– Перекрестись, – вдруг потребовал пластун.

– Запросто, – усмехнулся Елисей, осеняя себя широким крестом. – Уймись, дядя. Не призрак я. Вон, серебро в ухе, – добавил он, поворачивая левое ухо к костру. – Да вы присаживайтесь, казаки. Повечеряем, чем бог послал. Не бойтесь. Нет на мне заразы. За зиму ушла вся. Думал, и сам помру, да бабка выходила, земля ей пухом.

– Ты б рассказал все толком, паря, – буркнул казак, осторожно присаживаясь к костру. – А то мы бог весть чего уж подумали.

– Да нечего тут думать, – отмахнулся Елисей. – В станице после мора нас всего четверо осталось. Я, бабка моя, подруга ее да один казак старый. Вот они всех на погост и свезли. А потом старик в стычке с горцами пулю словил, бабы старые уж были. Одна за другой ушли. Так один и остался. Бабку на Рождество схоронил, тепла дождался и поехал. Вот коротко и все.

– Это что ж выходит, ты после мора в станице еще почитай год прожил? – быстро уточнил пластун.

– Так и есть, – коротко кивнул Елисей, нарезая толстыми ломтями хлеб.

* * *

– Ты это, Елисей, здесь нас дождись. Я с комендантом сам поговорю, – негромко посоветовал пластун, задумчиво глядя на открывшиеся ворота крепости. – Мужик он не злой, но сторонним не особо верит.

– Добро. Дождусь, – подумав, кивнул парень. – Ты только не сочти за труд, дядька Ермил, как узнаешь чего, дай знать. Откажет, так я сразу дальше поеду.

– А куда поедешь-то? – повернулся к нему казак.

– Дорога выведет, – пожал Елисей плечами. – Мир не без добрых людей.

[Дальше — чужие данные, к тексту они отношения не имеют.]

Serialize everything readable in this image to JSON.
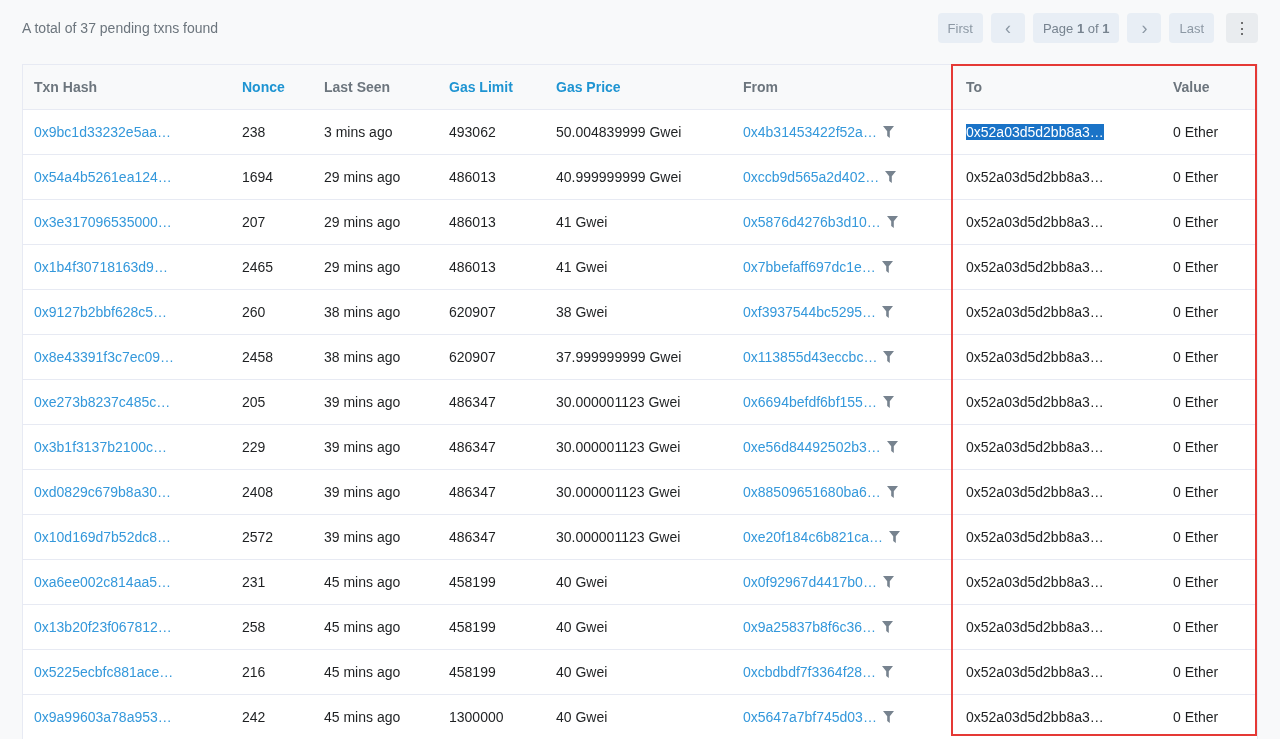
{
  "summary": "A total of 37 pending txns found",
  "pagination": {
    "first": "First",
    "prev": "‹",
    "page": "Page **1** of **1**",
    "next": "›",
    "last": "Last",
    "menu": "⋮"
  },
  "table": {
    "columns": [
      {
        "label": "Txn Hash",
        "sortable": false
      },
      {
        "label": "Nonce",
        "sortable": true
      },
      {
        "label": "Last Seen",
        "sortable": false
      },
      {
        "label": "Gas Limit",
        "sortable": true
      },
      {
        "label": "Gas Price",
        "sortable": true
      },
      {
        "label": "From",
        "sortable": false
      },
      {
        "label": "To",
        "sortable": false
      },
      {
        "label": "Value",
        "sortable": false
      }
    ],
    "red_frame_around_to_and_value": true,
    "rows": [
      {
        "hash": "0x9bc1d33232e5aa…",
        "nonce": "238",
        "last_seen": "3 mins ago",
        "gas_limit": "493062",
        "gas_price": "50.004839999 Gwei",
        "from": "0x4b31453422f52a…",
        "to": "0x52a03d5d2bb8a3…",
        "to_selected": true,
        "value": "0 Ether"
      },
      {
        "hash": "0x54a4b5261ea124…",
        "nonce": "1694",
        "last_seen": "29 mins ago",
        "gas_limit": "486013",
        "gas_price": "40.999999999 Gwei",
        "from": "0xccb9d565a2d402…",
        "to": "0x52a03d5d2bb8a3…",
        "to_selected": false,
        "value": "0 Ether"
      },
      {
        "hash": "0x3e317096535000…",
        "nonce": "207",
        "last_seen": "29 mins ago",
        "gas_limit": "486013",
        "gas_price": "41 Gwei",
        "from": "0x5876d4276b3d10…",
        "to": "0x52a03d5d2bb8a3…",
        "to_selected": false,
        "value": "0 Ether"
      },
      {
        "hash": "0x1b4f30718163d9…",
        "nonce": "2465",
        "last_seen": "29 mins ago",
        "gas_limit": "486013",
        "gas_price": "41 Gwei",
        "from": "0x7bbefaff697dc1e…",
        "to": "0x52a03d5d2bb8a3…",
        "to_selected": false,
        "value": "0 Ether"
      },
      {
        "hash": "0x9127b2bbf628c5…",
        "nonce": "260",
        "last_seen": "38 mins ago",
        "gas_limit": "620907",
        "gas_price": "38 Gwei",
        "from": "0xf3937544bc5295…",
        "to": "0x52a03d5d2bb8a3…",
        "to_selected": false,
        "value": "0 Ether"
      },
      {
        "hash": "0x8e43391f3c7ec09…",
        "nonce": "2458",
        "last_seen": "38 mins ago",
        "gas_limit": "620907",
        "gas_price": "37.999999999 Gwei",
        "from": "0x113855d43eccbc…",
        "to": "0x52a03d5d2bb8a3…",
        "to_selected": false,
        "value": "0 Ether"
      },
      {
        "hash": "0xe273b8237c485c…",
        "nonce": "205",
        "last_seen": "39 mins ago",
        "gas_limit": "486347",
        "gas_price": "30.000001123 Gwei",
        "from": "0x6694befdf6bf155…",
        "to": "0x52a03d5d2bb8a3…",
        "to_selected": false,
        "value": "0 Ether"
      },
      {
        "hash": "0x3b1f3137b2100c…",
        "nonce": "229",
        "last_seen": "39 mins ago",
        "gas_limit": "486347",
        "gas_price": "30.000001123 Gwei",
        "from": "0xe56d84492502b3…",
        "to": "0x52a03d5d2bb8a3…",
        "to_selected": false,
        "value": "0 Ether"
      },
      {
        "hash": "0xd0829c679b8a30…",
        "nonce": "2408",
        "last_seen": "39 mins ago",
        "gas_limit": "486347",
        "gas_price": "30.000001123 Gwei",
        "from": "0x88509651680ba6…",
        "to": "0x52a03d5d2bb8a3…",
        "to_selected": false,
        "value": "0 Ether"
      },
      {
        "hash": "0x10d169d7b52dc8…",
        "nonce": "2572",
        "last_seen": "39 mins ago",
        "gas_limit": "486347",
        "gas_price": "30.000001123 Gwei",
        "from": "0xe20f184c6b821ca…",
        "to": "0x52a03d5d2bb8a3…",
        "to_selected": false,
        "value": "0 Ether"
      },
      {
        "hash": "0xa6ee002c814aa5…",
        "nonce": "231",
        "last_seen": "45 mins ago",
        "gas_limit": "458199",
        "gas_price": "40 Gwei",
        "from": "0x0f92967d4417b0…",
        "to": "0x52a03d5d2bb8a3…",
        "to_selected": false,
        "value": "0 Ether"
      },
      {
        "hash": "0x13b20f23f067812…",
        "nonce": "258",
        "last_seen": "45 mins ago",
        "gas_limit": "458199",
        "gas_price": "40 Gwei",
        "from": "0x9a25837b8f6c36…",
        "to": "0x52a03d5d2bb8a3…",
        "to_selected": false,
        "value": "0 Ether"
      },
      {
        "hash": "0x5225ecbfc881ace…",
        "nonce": "216",
        "last_seen": "45 mins ago",
        "gas_limit": "458199",
        "gas_price": "40 Gwei",
        "from": "0xcbdbdf7f3364f28…",
        "to": "0x52a03d5d2bb8a3…",
        "to_selected": false,
        "value": "0 Ether"
      },
      {
        "hash": "0x9a99603a78a953…",
        "nonce": "242",
        "last_seen": "45 mins ago",
        "gas_limit": "1300000",
        "gas_price": "40 Gwei",
        "from": "0x5647a7bf745d03…",
        "to": "0x52a03d5d2bb8a3…",
        "to_selected": false,
        "value": "0 Ether"
      }
    ]
  }
}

– Это верно, – задумчиво кивнул пластун и, помолчав, неожиданно спросил: – А с порохом у тебя как?

– Есть пока. А к чему спрос? – не понял парень.

– Айда, постреляем. У нас вон там, под стеной навроде стрельбища есть. Заодно глянем, так ли ты добре стреляешь, как рассказывал.

– Темнишь, дядька Ермил, – усмехнулся Елисей. – Но пострелять я всегда не против.

Прихватив из фургона пороховой рог, подсумок с пулями и капсюлями, парень решительно зашагал следом за оживившимися казаками. Отойдя от места стоянки метров на сто, они спустились в небольшую балку, и казаки, остановившись, принялись проверять свое оружие. Подсыпав на полку пороху, Ермил взвел курок и, ткнув пальцем в дальний конец балки, спросил:

– Треноги видишь?

– Конечно.

– Твоя левая, моя правая. Стреляй, – скомандовал казак, прижимая приклад к плечу.

Чуть усмехнувшись, Елисей одним плавным движением вскинул карабин и, едва замерев, нажал на спуск. Два выстрела слились, и обе треноги заметно покачнулись.

– Заряжай, – скомандовал казак, одобрительно кивнув.

Елисей уже привычными движениями зарядил карабин и, оглядевшись, иронично фыркнул:

– Скучно это, дядька Ермил. Дай минутку, я мишень придумаю.

Не дожидаясь ответа, парень быстро отошел к соседним кустам и срезал кинжалом пару прутьев толщиной с указательный палец и длиной сантиметров двадцать. Срезав боковые веточки, он прошел мимо удивленно наблюдавших за ним казаков и, пройдя в другой конец балки, принялся привязывать прутья к треногам.

– Вот так веселее будет, – улыбнулся он, вернувшись обратно. – Давай так. Кто больше раз выстрелит так, чтобы с прутика кусочки сбить, тот и победил.

– Интересно, – удивленно протянул казак, рассматривая новые мишени. – А давай.

До треног было метров семьдесят, и неошкуренные прутья рассмотреть было сложно. Для гладкоствольного ружья задача почти невыполнимая. Да что там для гладкоствольного. Даже для штуцера, что был в руках у Елисея, такой выстрел был весьма непростым. Но парень в себе был уверен. Пули, придуманные им, в полете были гораздо устойчивее. К тому же добыча пропитания охотой была серьезной тренировкой. Стрелять решили по очереди. Ермил, подсыпав на полку пороха, не спеша прицелился и плавно спустил курок.